Home improvement retail: Three factors tend to drive home improvement. Top of the list has been getting a house ready for sale, but in a seller’s market this has been less of a priority. Next up is renovating a home for some additional purpose (home office, quarters for elderly relatives, etc.) and the final motivation is basic upkeep and repair. When prices for materials and labor are high, these motivators fade as people delay decisions. Manufacturing: The latest PMI numbers fell out of the 60s to 59.5 – a decline from last month of 1.82. These are still very good numbers (readings over 50 signal expansion of the sector), but there has been a steady decline since the peak in March of this year (64.7). The issue is very familiar by now – labor shortages, supply chain breakdowns and higher prices for commodities in general. The good news is that demand has been holding fairly steady.

Industrial PVF

ASA members doing business in the industrial PVF space reported a steep growth of 21% in July compared to a year ago, which is only a fraction lower than June number of 22.2% higher than the previous year. Trailing 12-month sales for ASA industrial PVF distributors showed a sharp increase of 6.9% from the previous year. Average inventories rose sharply by 24.9%, while median change in ending inventory grew by 29.1%.The average days sales outstanding for that sector is 47.1 days.
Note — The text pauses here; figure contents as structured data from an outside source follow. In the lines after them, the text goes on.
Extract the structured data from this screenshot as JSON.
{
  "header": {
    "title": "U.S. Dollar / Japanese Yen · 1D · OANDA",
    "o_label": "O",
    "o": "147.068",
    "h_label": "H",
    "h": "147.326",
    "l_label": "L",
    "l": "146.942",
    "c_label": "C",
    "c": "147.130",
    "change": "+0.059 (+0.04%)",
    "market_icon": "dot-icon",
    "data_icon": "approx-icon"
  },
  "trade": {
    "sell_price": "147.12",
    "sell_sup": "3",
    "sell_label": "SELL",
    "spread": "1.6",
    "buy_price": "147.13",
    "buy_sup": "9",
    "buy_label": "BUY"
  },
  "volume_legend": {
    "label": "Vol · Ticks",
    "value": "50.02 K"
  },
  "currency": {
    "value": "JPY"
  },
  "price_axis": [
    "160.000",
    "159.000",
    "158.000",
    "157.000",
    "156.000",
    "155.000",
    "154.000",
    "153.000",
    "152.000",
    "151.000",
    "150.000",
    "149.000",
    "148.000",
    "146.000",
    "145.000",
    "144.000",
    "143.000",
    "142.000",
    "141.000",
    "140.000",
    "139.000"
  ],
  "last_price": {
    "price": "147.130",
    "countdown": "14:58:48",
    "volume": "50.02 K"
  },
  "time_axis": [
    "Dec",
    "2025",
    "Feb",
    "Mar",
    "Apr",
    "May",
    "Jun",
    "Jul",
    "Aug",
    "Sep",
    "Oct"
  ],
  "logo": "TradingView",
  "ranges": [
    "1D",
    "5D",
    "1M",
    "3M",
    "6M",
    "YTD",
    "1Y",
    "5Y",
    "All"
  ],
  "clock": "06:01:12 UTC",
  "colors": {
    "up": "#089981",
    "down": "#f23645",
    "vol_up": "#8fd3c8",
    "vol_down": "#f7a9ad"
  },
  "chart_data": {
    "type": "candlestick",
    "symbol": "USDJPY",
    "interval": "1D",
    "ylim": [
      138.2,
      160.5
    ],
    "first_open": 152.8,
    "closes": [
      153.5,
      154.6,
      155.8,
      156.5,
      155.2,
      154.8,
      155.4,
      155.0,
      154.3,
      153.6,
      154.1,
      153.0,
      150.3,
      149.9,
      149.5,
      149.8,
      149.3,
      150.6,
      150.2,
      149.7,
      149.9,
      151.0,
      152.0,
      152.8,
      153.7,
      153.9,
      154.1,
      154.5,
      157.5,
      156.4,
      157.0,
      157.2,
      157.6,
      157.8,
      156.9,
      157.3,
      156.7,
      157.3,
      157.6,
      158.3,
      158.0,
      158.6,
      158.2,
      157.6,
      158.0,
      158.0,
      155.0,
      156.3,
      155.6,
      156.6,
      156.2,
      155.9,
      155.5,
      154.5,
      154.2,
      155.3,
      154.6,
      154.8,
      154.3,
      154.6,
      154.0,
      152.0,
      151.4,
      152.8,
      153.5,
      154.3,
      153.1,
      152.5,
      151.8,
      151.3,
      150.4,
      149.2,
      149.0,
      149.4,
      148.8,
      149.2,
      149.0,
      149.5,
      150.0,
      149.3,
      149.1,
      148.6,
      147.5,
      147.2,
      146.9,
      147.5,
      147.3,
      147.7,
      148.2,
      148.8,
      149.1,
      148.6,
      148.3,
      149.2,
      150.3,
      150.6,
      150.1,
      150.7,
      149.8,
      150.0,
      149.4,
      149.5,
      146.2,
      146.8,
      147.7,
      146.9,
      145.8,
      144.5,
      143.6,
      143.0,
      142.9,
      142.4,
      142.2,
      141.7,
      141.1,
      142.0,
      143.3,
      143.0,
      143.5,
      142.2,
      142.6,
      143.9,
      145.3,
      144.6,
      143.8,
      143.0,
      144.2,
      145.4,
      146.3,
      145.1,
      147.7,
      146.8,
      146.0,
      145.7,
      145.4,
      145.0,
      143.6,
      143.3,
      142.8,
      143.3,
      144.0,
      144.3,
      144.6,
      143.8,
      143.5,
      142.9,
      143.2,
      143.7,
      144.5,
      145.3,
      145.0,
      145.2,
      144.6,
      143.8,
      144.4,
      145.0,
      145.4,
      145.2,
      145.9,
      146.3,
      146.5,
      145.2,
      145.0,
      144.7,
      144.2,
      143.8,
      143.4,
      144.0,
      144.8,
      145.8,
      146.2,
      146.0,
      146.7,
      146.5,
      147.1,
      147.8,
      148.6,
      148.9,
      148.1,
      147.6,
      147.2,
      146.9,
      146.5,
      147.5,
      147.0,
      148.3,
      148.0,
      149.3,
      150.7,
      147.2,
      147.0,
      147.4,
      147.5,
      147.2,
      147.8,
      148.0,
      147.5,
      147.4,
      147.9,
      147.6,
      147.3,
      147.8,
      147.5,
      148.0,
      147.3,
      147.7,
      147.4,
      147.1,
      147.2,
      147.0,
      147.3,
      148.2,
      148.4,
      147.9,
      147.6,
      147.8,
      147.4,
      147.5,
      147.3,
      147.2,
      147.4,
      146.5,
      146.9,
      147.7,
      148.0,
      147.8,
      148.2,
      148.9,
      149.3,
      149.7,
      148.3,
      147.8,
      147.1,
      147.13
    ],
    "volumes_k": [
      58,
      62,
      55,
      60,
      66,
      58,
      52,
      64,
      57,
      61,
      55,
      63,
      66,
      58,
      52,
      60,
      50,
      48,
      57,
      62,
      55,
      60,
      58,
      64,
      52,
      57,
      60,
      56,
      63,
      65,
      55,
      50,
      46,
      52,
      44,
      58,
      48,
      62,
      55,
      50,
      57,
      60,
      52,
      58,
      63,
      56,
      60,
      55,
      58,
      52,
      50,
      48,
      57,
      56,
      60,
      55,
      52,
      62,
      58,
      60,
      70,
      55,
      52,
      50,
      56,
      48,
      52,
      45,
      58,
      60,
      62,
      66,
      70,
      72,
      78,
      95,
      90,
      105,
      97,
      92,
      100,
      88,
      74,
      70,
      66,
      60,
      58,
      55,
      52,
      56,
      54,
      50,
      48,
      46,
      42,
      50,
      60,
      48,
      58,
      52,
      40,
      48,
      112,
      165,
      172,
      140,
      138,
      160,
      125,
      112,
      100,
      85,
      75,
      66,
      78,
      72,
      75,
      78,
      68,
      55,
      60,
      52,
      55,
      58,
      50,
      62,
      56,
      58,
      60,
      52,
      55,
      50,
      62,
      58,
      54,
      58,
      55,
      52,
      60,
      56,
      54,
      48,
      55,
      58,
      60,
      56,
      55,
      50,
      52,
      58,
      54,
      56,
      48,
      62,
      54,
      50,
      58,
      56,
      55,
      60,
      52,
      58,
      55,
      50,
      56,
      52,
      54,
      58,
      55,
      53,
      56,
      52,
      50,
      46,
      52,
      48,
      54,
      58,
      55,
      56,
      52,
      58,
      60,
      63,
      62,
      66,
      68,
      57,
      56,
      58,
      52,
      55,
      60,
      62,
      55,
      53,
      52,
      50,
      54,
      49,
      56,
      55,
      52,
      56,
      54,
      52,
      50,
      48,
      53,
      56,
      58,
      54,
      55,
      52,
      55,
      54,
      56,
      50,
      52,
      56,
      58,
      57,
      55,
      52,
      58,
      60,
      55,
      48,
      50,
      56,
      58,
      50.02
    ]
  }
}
35.7% of ASA industrial PVF distributors responding to the survey reported an increase in the total number of full-time-equivalent employees compared to a year ago, while 71.4% of industrial PVF distributors reported an increase of gross margin percentage, and 21.4% reported a decrease as of July 31, compared to the same reporting period a year ago.

Industry outlook

Looking forward over the next 18 months, the ASA sales forecast continues to be upbeat, knowing that interest rate increases could start toward the end of 2022. That could slow some residential construction activity. In the near term, supply chain disruptions and higher raw material prices continue to create uncertainty – despite generally upbeat growth expectations. Generally, most sectors remain in a strong growth position and as the leisure and hospitality sector experiences improvement in demand, that will boost spending. The Delta Variant of COVID remains a risk and could delay some additional spending in certain segments – especially commercial construction related to offices, high-density public gathering places, and big retail complexes.Offsetting that is continued strength in e-commerce construction (warehouses, fulfillment centers, terminals and docks, etc.), health care, and some leisure and hospitality in regions of the country. Even educational spending is improving in many expanding residential markets in the south and southeast markets.